The CCS potential for Waste-to-Energy plants

There is increasing interest in the potential for capturing CO2 from waste-to-energy (WtE) plants in Europe, and safely storing it. But how many WtE plants are there in Europe, how much CO2 do they emit and how much could be captured?

More than 500 Waste-to-Energy plants in Europe

We established the overview of WtE plants below based on data on incineration permits, emissions and on plant capacity data.

Waste-to-Energy plants in Europe, based on incineration permits, emissions and on plant capacity data. Bubble size represents the plant capacity

The map includes 546 plants in total, with a total capacity of ca. 114 million tonnes of waste per year, mostly municipal waste. Some of the sites also incinerate hazardous waste, or a combination of both.

There is a good correlation between waste capacities and reported CO2 emissions for WtE plants, and for each tonne of waste incinerated, about one tonne of CO2 is emitted.

Correlation between waste capacity and reported CO2 emissions for 267 WtE plants in Europe (source: Endrava)

Based on a linear regression model, we can estimate the CO2 emissions for WtE sites that do not report it, and we reach a total of 123 million tonnes CO2, including both fossil and biogenic emissions.

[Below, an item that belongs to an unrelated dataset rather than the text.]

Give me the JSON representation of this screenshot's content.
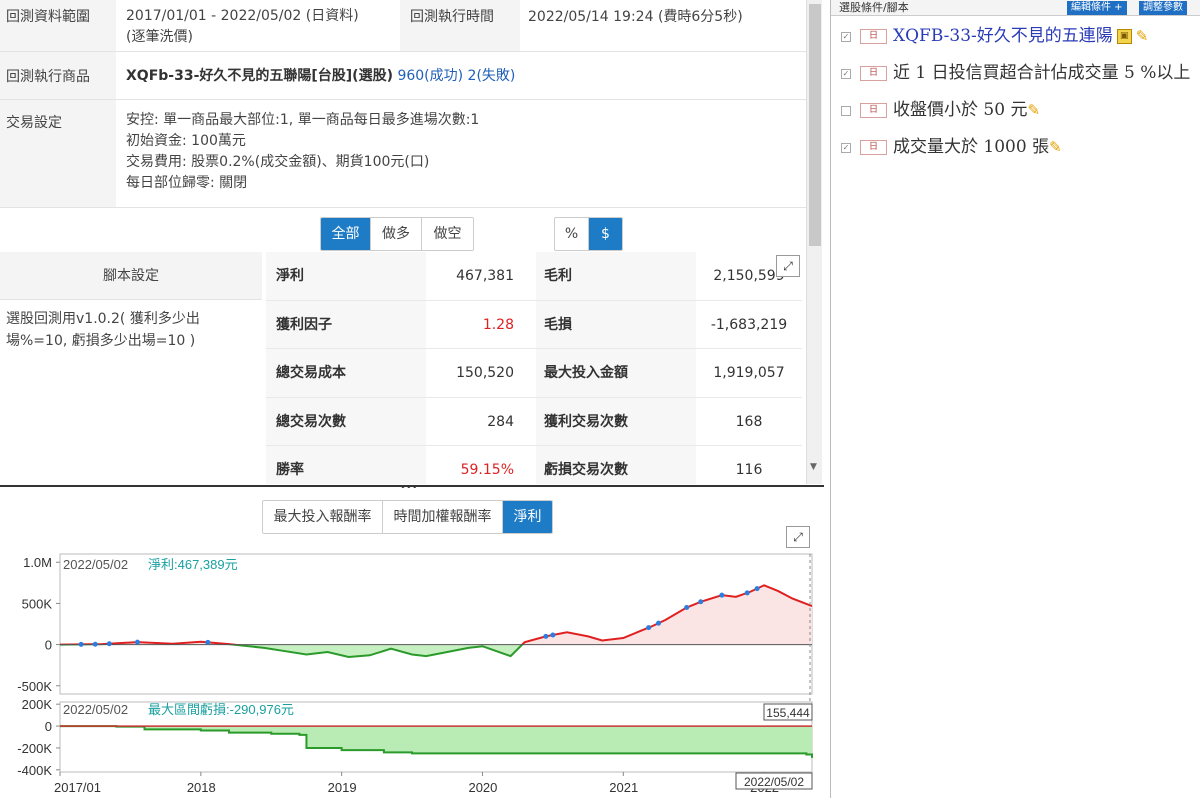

CCS on Waste-to-Energy is important for cities

WtE plants are particularly interesting seen from a city perspective. Our calculations show that at least half of the European WtE plants are located within less than 25km from a large city (min 100 000 inhabitants). More and more cities set ambitious climate goals, and WtE plants come in the way of reaching near-zero emissions for cities. One example is the city of Oslo, with a goal of 95% emissions reduction by 2030, and with two incineration plants that are responsible for approximately 20% of Oslo’s GHG emissions.. It is no surprise that Oslo is one of the most ambitious cities in the world when it comes to GHG emission reductions, and at the same time on the forefront of implementing CCS on waste-to-energy plants. Carbon capture on WtE plants offers a solution to drastically reduce cities emissions while solving issues related to non-recyclable waste.

But what is the potential for CCS on WtE plants in Europe? Our data from CaptureMap shows that about half of all the plants, the largest ones, are responsible for ca. 80% of the CO2 emissions. That would be a good place to start if one wants to efficiently reduce these emissions. On average, these large plants emit 285 000 tonnes of CO2 per plant per year, slightly less than the emissions at the plant in Oslo, but still very suitable for carbon capture.

Large WtE plants in CaptureMap. The size of the bubbles represent CO2 emissions

A good potential for carbon-negative emissions with Bio-CCS

A side benefit with WtE plants is that about half of their emissions are biogenic CO2, meaning CO2 from the combustion of biomass, which is climate neutral. By capturing and safely storing this CO2, cities could achieve carbon-negative emissions, which will be needed for the world to reach our GHG reduction goals on the longer run.

For the cities themselves, this could be a perfect opportunity to compensate for other emission sectors which will be more difficult to abate.

Share of biogenic CO2 from 85 WtE plants in Europe (in green), with on average 56% CO2 from biomass.

A high capture rate

Testing at the capture pilot project at Fortum Oslo Varme has shown that at least 90% of the CO2 emissions can be captured with existing technology. Applying the technology on all of Europe’s largest WtE plants, one could capture more than 85 million tonnes CO2 per year, of which more than half would bio-CCS with negative emissions. Applying it on all of Europe’s WtE plants would increase the total capture to more than 110 million tonnes CO2 per year.